The notes are genuine, a Pentagon official said. They were compiled for an early morning briefing for Mr Rumsfeld before the Sunday morning talk shows, during which administration officials conducted a flurry of interviews to counter the testimony of Richard Clarke, President George Bush's former terrorism czar who left the post last year. Mr Rumsfeld appeared on Fox and ABC.

The Starbucks customer who found them gave them to a liberal advocacy group, the Center for American Progress, which published them on its Web site on Wednesday. Included in the notes was a hand-drawn map to Mr Rumsfeld's house, which is largely blacked out on the Web site for security reasons.

Mr Clarke told the commission investigating the Sept 11 attacks that the White House was obsessed with Iraq and ignored warning from him and others that the Al Qaeda network was the real threat to the United States.

Mr Bush signed an order on Sept 17 directing the Pentagon to begin planning military options for an invasion of Iraq, the commission staff reported. The Starbucks notes, printed on paper titled "Eric's Telephone Log" with a notation indicating the points came from a conference call, advised Bush administration officials to "rise above Clark" and "emphasize importance of 9/11 commission and come back to what we have done".

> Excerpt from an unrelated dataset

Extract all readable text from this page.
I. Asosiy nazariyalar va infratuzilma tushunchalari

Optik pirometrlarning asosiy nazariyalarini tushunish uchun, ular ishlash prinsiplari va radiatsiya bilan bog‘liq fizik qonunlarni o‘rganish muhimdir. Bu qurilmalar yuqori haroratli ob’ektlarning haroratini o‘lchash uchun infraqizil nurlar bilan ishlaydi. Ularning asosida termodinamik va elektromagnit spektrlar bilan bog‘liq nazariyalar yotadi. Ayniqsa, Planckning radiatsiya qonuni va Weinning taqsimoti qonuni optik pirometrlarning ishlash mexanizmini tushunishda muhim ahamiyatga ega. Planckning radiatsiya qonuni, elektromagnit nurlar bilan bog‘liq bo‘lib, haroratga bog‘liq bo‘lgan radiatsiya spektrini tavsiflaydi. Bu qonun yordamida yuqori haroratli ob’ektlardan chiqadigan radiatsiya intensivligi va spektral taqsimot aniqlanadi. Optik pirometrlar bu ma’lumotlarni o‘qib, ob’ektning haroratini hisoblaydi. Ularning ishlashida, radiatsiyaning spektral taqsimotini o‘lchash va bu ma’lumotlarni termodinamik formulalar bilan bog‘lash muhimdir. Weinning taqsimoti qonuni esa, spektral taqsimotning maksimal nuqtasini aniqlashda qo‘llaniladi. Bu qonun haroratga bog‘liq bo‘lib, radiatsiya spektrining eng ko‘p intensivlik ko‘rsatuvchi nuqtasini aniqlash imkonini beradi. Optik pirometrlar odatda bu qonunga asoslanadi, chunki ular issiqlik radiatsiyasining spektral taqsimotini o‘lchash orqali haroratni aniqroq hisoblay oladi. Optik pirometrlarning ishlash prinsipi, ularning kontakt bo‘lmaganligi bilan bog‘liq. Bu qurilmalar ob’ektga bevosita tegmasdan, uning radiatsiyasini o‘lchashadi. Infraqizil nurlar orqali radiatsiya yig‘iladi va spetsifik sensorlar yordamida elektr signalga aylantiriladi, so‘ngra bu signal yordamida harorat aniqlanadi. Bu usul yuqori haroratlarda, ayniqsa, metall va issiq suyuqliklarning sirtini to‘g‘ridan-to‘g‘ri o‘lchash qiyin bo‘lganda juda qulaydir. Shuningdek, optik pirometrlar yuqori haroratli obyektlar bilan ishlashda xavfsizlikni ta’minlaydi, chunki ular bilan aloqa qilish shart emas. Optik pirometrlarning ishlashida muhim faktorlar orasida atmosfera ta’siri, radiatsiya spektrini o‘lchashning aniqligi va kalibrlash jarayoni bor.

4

Since the notes were found, however, the White House has decided to allow National Security Adviser Condoleezza Rice to testify before the committee under oath. She will provide a direct answer to Mr Clarke's account.

One of Mr Clarke's most damaging allegations is that he crafted an anti-terrorism plan - a National Security Presidential Directive - to take on the Al Qaeda in Jan 2001. The NSPD was not approved until Sept 4 of that year, and neither was it substantially changed in the intervening months, according to Mr Clarke.

He has challenged the White House to release both documents to allow for a side-by-side comparison. The notes address this matter, saying the plan to attack the Taliban existed before Sept 4, 2001.